The yield in the directions says it “serves 2 dozen”. I interpreted that to mean one recipe makes 24 cookies. I wanted 8 dozen (108 cookies) so I quadrupled it. 144 cookies later I was done.
Good news these are delicious cookies and abolutely will not go to waste. But just be aware that if you multiply the recipe, you may end up with more than you expected.
Sue perrin says
These cookies are fantastic. I replaced half the butter with cannabis oil, the sugar and spices blended well with the herb. Thanks for sharing this recipe
Trish - Mom On Timeout says
Wonderful Sue! So glad you enjoyed them!
Melissa says
Just finished making these tonight for my office potluck and omg! They are so so good.
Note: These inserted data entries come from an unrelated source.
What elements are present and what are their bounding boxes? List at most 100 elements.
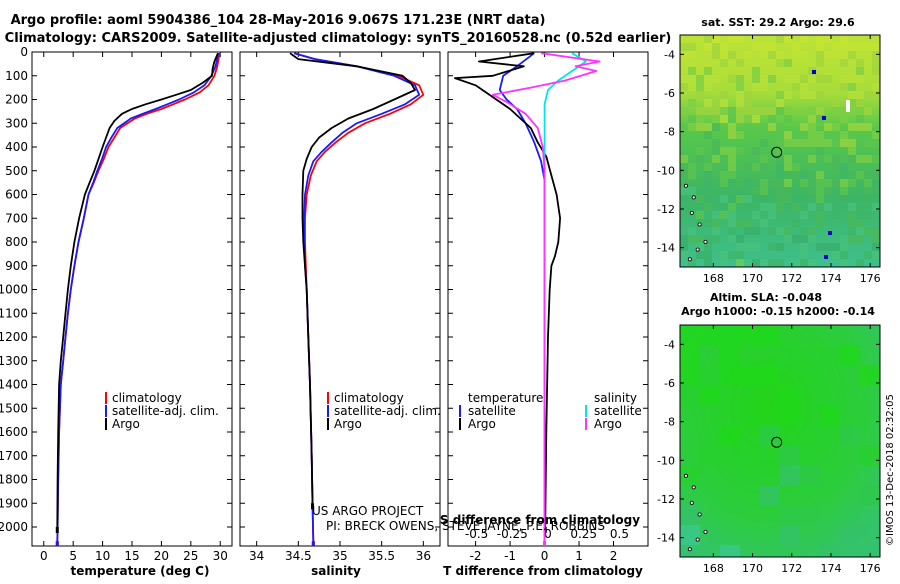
map-pixel-block: [752, 67, 760, 75]
map-pixel-block: [840, 243, 848, 251]
island-marker: [697, 512, 702, 517]
map-pixel-block: [720, 35, 728, 43]
map-pixel-block: [872, 235, 880, 243]
map-pixel-block: [816, 75, 824, 83]
map-pixel-block: [688, 67, 696, 75]
map-pixel-block: [704, 251, 712, 259]
map-pixel-block: [816, 131, 824, 139]
map-pixel-block: [776, 155, 784, 163]
series-temperature-argo-line: [453, 52, 561, 528]
legend-argo-label: Argo: [112, 417, 140, 431]
map-pixel-block: [696, 211, 704, 219]
map-pixel-block: [776, 163, 784, 171]
map-pixel-block: [680, 385, 700, 405]
map-pixel-block: [808, 227, 816, 235]
map-pixel-block: [856, 171, 864, 179]
map-pixel-block: [752, 227, 760, 235]
series-salinity-argo-line: [491, 52, 601, 542]
map-pixel-block: [800, 91, 808, 99]
map-pixel-block: [872, 67, 880, 75]
map-pixel-block: [856, 259, 864, 267]
map-pixel-block: [872, 139, 880, 147]
figure-title-line2: Climatology: CARS2009. Satellite-adjuste…: [5, 31, 672, 46]
map-pixel-block: [720, 147, 728, 155]
map-pixel-block: [800, 131, 808, 139]
depth-tick-label: 1600: [0, 425, 28, 439]
depth-tick-label: 1200: [0, 330, 28, 344]
temperature-plot-frame: [31, 51, 233, 547]
depth-tick-label: 700: [5, 211, 28, 225]
map-pixel-block: [832, 179, 840, 187]
temperature-panel: 0100200300400500600700800900100011001200…: [0, 45, 233, 578]
lat-tick-label: -8: [664, 416, 675, 429]
map-pixel-block: [800, 139, 808, 147]
map-pixel-block: [856, 91, 864, 99]
map-pixel-block: [872, 131, 880, 139]
x-tick-label: 30: [213, 549, 228, 563]
map-pixel-block: [840, 179, 848, 187]
map-pixel-block: [808, 203, 816, 211]
map-pixel-block: [840, 171, 848, 179]
map-pixel-block: [840, 59, 848, 67]
temperature-series: [55, 52, 221, 546]
map-pixel-block: [712, 43, 720, 51]
map-pixel-block: [780, 505, 800, 525]
depth-tick-label: 1000: [0, 283, 28, 297]
sst-map-frame: [679, 34, 881, 268]
map-pixel-block: [816, 243, 824, 251]
map-pixel-block: [848, 219, 856, 227]
map-pixel-block: [800, 75, 808, 83]
map-pixel-block: [780, 445, 800, 465]
map-pixel-block: [800, 43, 808, 51]
map-pixel-block: [736, 243, 744, 251]
map-pixel-block: [816, 51, 824, 59]
map-pixel-block: [860, 545, 880, 557]
map-pixel-block: [864, 35, 872, 43]
map-pixel-block: [848, 75, 856, 83]
map-pixel-block: [800, 259, 808, 267]
map-pixel-block: [728, 235, 736, 243]
map-pixel-block: [816, 203, 824, 211]
map-pixel-block: [816, 179, 824, 187]
map-pixel-block: [856, 107, 864, 115]
map-pixel-block: [808, 131, 816, 139]
map-pixel-block: [736, 251, 744, 259]
lat-tick-label: -8: [664, 126, 675, 139]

Just the right amount of chocolatey and the cayenne flavor comes in at the end. Super soft too! I was interested in making these not only because they sounded yum, but because they were so simple too. Definitely will be making these again. Thank you so much for sharing!
Veronica says
Is the dough supposed to be super sticky and messy? They come out good but the dough is a pain to work with, very sticky and messy. Would it be best to chill the dough in the fridge?
Jordan says
These are in my oven now and smell amazing!!!! I can’t wait to try them!
Laura says
I was expecting these to be made with Mexican chocolate! Still looks delicious and I can’t wait to give them a try.
Hafsa says
I really like chocolates and soon I will try this recipe. Thanks for sharing 🙂
Trish - Mom On Timeout says
Wonderful! Thanks for stopping by!
Melissa Howell says
Oh my gosh! I have to try these! I just posted a recipe for Mexican Chocolate Cookies on my blog, but I love the idea of combining them with a Snickerdoodle!
Cecile- My Yellow Farmhouse says
These are so delicious looking and I love the idea of adding cayenne!!!
Mir says
My husband would totally add more cayenne and burn his tongue off. That is totally him.
Sorry the cupcakes went south, but these are amazing!
Roxana says
I love how soft the cookies look! I’m sure your family loved them!